Par deux recours distincts, le groupe CRCE du Sénat et plusieurs syndicats étudiants et lycéens, d’une part, et deux syndicats de personnels de l’enseignement supérieur, d’autre part, ont demandé notamment l’annulation de cet arrêté. En plus de ces recours, ils ont saisi le juge des référés du Conseil d’État, selon la procédure d’urgence dénommée référé-suspension, prévue à l’article L. 521-1 du code de justice administrative, afin qu’il suspende l’exécution de cet arrêté à titre provisoire.
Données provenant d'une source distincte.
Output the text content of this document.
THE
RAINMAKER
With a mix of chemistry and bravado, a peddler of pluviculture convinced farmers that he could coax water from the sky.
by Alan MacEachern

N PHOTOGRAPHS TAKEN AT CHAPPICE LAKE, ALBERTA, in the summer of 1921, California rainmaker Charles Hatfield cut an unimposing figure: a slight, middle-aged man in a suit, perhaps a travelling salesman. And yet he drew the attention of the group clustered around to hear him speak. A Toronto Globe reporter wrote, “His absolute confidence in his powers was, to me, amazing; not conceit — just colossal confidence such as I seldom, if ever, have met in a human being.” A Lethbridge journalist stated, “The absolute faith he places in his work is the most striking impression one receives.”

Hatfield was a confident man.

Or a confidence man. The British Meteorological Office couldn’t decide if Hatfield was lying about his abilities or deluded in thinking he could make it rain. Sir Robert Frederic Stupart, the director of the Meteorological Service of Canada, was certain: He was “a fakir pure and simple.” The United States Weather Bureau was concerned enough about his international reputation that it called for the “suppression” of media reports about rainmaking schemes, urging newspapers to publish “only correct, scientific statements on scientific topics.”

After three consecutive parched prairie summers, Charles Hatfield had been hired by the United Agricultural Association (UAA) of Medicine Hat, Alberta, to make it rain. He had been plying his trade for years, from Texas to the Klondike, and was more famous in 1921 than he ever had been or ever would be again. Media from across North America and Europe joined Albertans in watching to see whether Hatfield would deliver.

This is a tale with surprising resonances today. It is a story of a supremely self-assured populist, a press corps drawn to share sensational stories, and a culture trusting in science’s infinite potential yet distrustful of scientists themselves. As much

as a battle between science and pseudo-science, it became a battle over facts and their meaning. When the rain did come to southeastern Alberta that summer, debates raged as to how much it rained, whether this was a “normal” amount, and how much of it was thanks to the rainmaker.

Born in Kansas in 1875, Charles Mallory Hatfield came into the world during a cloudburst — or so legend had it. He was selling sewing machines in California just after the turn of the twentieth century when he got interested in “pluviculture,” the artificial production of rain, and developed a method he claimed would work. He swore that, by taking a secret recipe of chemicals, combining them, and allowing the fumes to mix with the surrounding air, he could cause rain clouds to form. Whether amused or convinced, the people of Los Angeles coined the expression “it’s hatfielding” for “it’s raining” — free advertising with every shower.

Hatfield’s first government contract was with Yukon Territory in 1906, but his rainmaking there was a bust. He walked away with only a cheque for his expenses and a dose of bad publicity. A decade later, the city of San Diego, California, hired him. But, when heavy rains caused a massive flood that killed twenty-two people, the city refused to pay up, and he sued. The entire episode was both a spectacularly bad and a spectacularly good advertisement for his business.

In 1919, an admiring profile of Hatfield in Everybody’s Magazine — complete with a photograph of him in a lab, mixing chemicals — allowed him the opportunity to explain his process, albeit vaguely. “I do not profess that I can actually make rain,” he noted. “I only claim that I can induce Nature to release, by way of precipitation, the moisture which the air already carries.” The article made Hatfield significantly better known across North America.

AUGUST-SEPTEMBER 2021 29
Les requérants faisaient notamment valoir que le fichier « Parcoursup », autorisé par cet arrêté, permettrait de procéder à une sélection des futurs étudiants, les privant d’accéder à une formation de premier cycle de l’enseignement supérieur dans l’établissement de leur choix, en méconnaissance du principe de libre accès à l’université énoncé à l’article L. 612-3 du code de l’éducation, alors même que les conditions d’accès à l’enseignement supérieur font l’objet d’une discussion parlementaire. Ils critiquaient également la surcharge de travail provoquée par la procédure prévue par ce texte pour les équipes pédagogiques et universitaires.
La décision de ce jour :
Par l’ordonnance de ce jour, le juge des référés du Conseil d’État rejette ces recours.
Il constate d’abord que le traitement de données à caractère personnel autorisé par l’arrêté du 19 janvier 2018 a pour seule finalité le recueil des vœux des étudiants dans le cadre de la procédure nationale de préinscription dans une formation du premier cycle de l’enseignement supérieur pour l’année universitaire 2018/2019. De plus, les informations et données relatives aux étudiants ne seront conservées que jusqu’au 2 avril 2018 et supprimées après cette date, conformément aux exigences édictées par la CNIL dans une délibération du 18 janvier 2018. Ce traitement revêt un caractère temporaire et limité.
Il relève ensuite que l’article L. 612-3 du code de l’éducation subordonne l’inscription dans un établissement d’enseignement supérieur à une préinscription. La plateforme « Parcoursup » a ainsi été ouverte à compter du 22 janvier 2018 afin que les étudiants procèdent à l’enregistrement et à la saisie de leurs vœux.
Le juge des référés estime que la suspension de l’exécution de l’arrêté demandée par les requérants aurait pour effet d’interrompre cette procédure nationale de préinscription, ce qui entraînerait de graves perturbations, tant pour les futurs étudiants que pour les autorités académiques. Compte tenu du caractère extrêmement contraint du calendrier, il juge que de telles perturbations pourraient compromettre le bon déroulement de la rentrée universitaire 2018/2019 dans le premier cycle de l’enseignement supérieur.
Il déduit de ces éléments qu’il existe un intérêt public à ce que l’arrêté du 19 janvier 2018 ne soit pas suspendu, et juge que cet intérêt excède les inconvénients pointés par les requérants, dont la gravité n’est pas établie.
Dans ces conditions, le juge des référés du Conseil d’État estime que la condition d’urgence à laquelle est notamment subordonné le prononcé d’une mesure de suspension sur le fondement de l’article L. 521-1 du code de justice administrative n’est pas remplie. Il rejette donc les recours présentés devant lui.
L’appréciation portée par le juge des référés sur la condition d’urgence ne préjuge pas de l’appréciation que portera le Conseil d’État sur la légalité de l’arrêté à l’occasion du recours en annulation de ce texte, dont il demeure saisi.
Procédure de référé-suspension :
La procédure de référé-suspension, prévue à l’article L. 521-1 du code de justice administrative, permet à un requérant d’obtenir dans un bref délai la suspension d’un acte administratif en attendant que le juge se prononce définitivement sur sa légalité. Il faut pour cela qu’une situation d’urgence justifiant la suspension soit caractérisée et qu’il existe doute sérieux sur la légalité de la décision administrative contestée.